The number of identified voters has passed the 4.6-million mark and the operation should be completed by spring if the current trend continues, the UN Operation in Côte d’Ivoire (UNOCI) said in a news release.

“This timetable is crucial, not only in order to maintain the present momentum, but also to allow for national planning and thus avoid accumulating delays,” it added, calling the identification and registration process, which has proceeded without any major incidents, “an historic advance” in a country that has been divided since 2002 between the Government-held south and a northern area dominated by the rebel Forces Nouvelles.

“Without a target, without a date, without a timeline, we cannot provide the support that the process deserves,” Secretary-General Ban Ki-moon’s Special Representative for Côte d’Ivoire Y. J. Choi told a news conference in Abidjan, the country’s commercial capital.

UNOCI set out a five-stage “rational” timetable: producing a provision voter list in the spring; issuing a definitive list after the three months allowed for resolving disputes; producing identity cards over a six-week period; distribution of cards and equipping 11,000 polling stations, for which a few weeks will be needed; and the presidential campaign itself, which on previous occasions has lasted two weeks.

“Naturally, it is understood that it is the responsibility of the Independent Electoral Commission (IEC) to set the new timetable,” the mission said. “In the interests of the Ivorian people, as well as of the international community… UNOCI is asking the IEC to publish a new electoral timetable without delay so as not to compromise the dynamic of the peace process.

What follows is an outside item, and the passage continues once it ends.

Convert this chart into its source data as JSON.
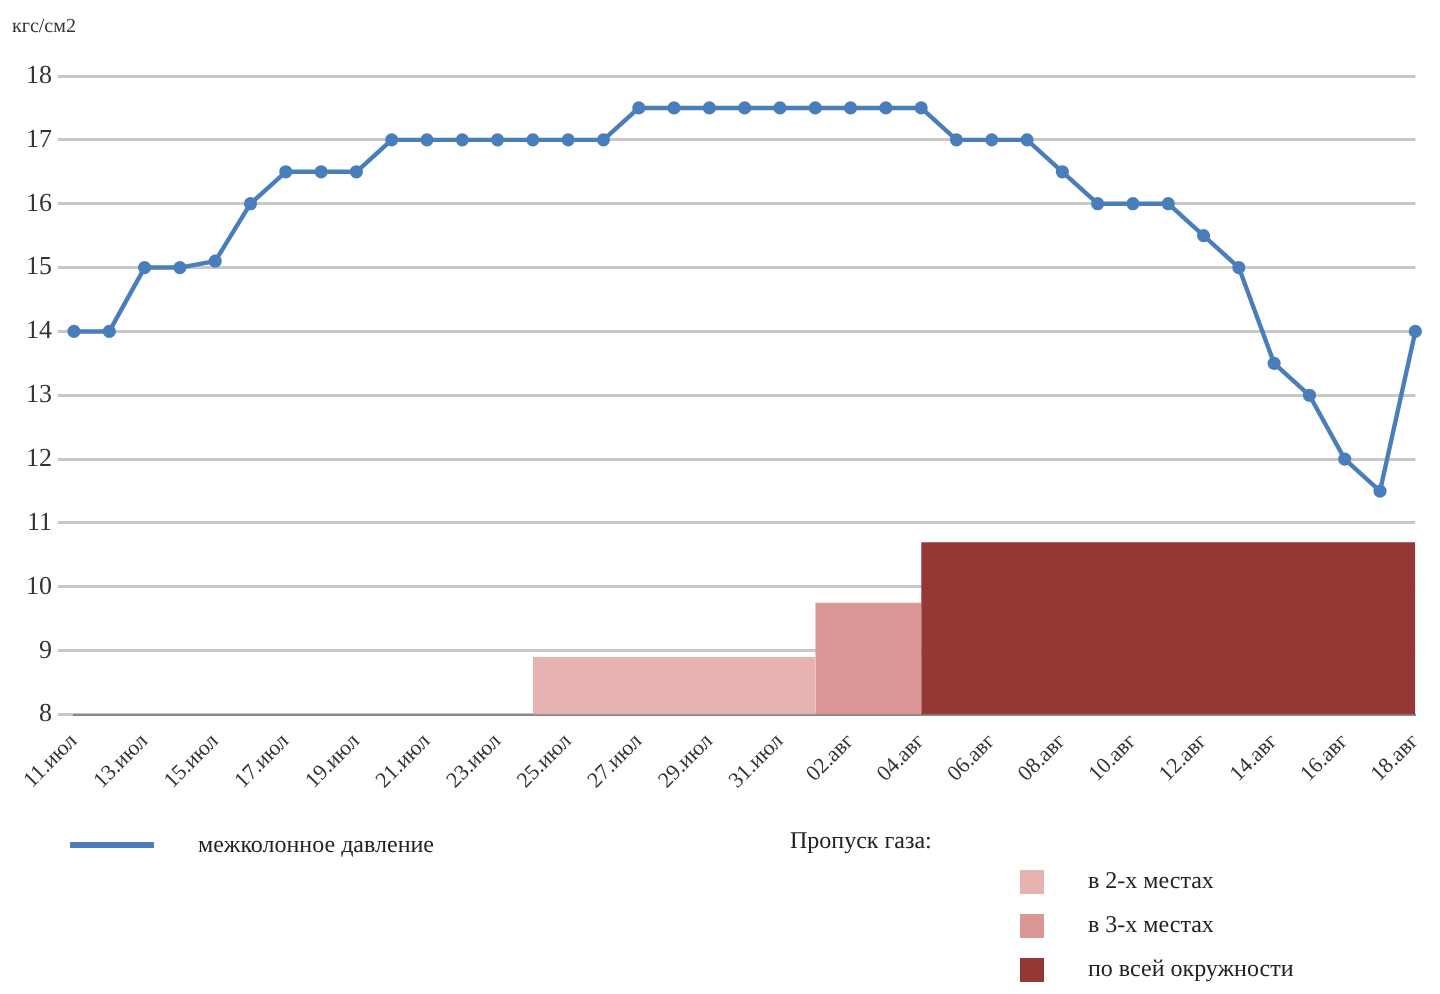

“For their part, the international community and UNOCI will continue to provide their support in order to ensure the success of the peace process.”

The elections, a key part of the peace process that UNOCI has been fostering for the past five years, have been repeatedly postponed over the issue of voters, and were last scheduled for 30 November 2008.

In a related development, the UN Office for the Coordination of Humanitarian Affairs (OCHA) reported that displaced people returning home in the west of the country are facing shortages of food, water and medical facilities.

UN Humanitarian Coordinator for Côte d’Ivoire Georg Charpentier has just completed a tour of the region, where village chiefs also cited the extremely high insecurity stemming from ongoing violence by ex-combatants and youths.

In 2006, the total number of internally displaced persons (IDPs) was 750,000. By September, 2008, nearly 70,000 IDPs were identified as having returned home in the west, but the returns have been complicated by clashes with host communities over property rights, causing secondary displacements and ongoing ambushes and armed assaults against IDPs, including rape and murder.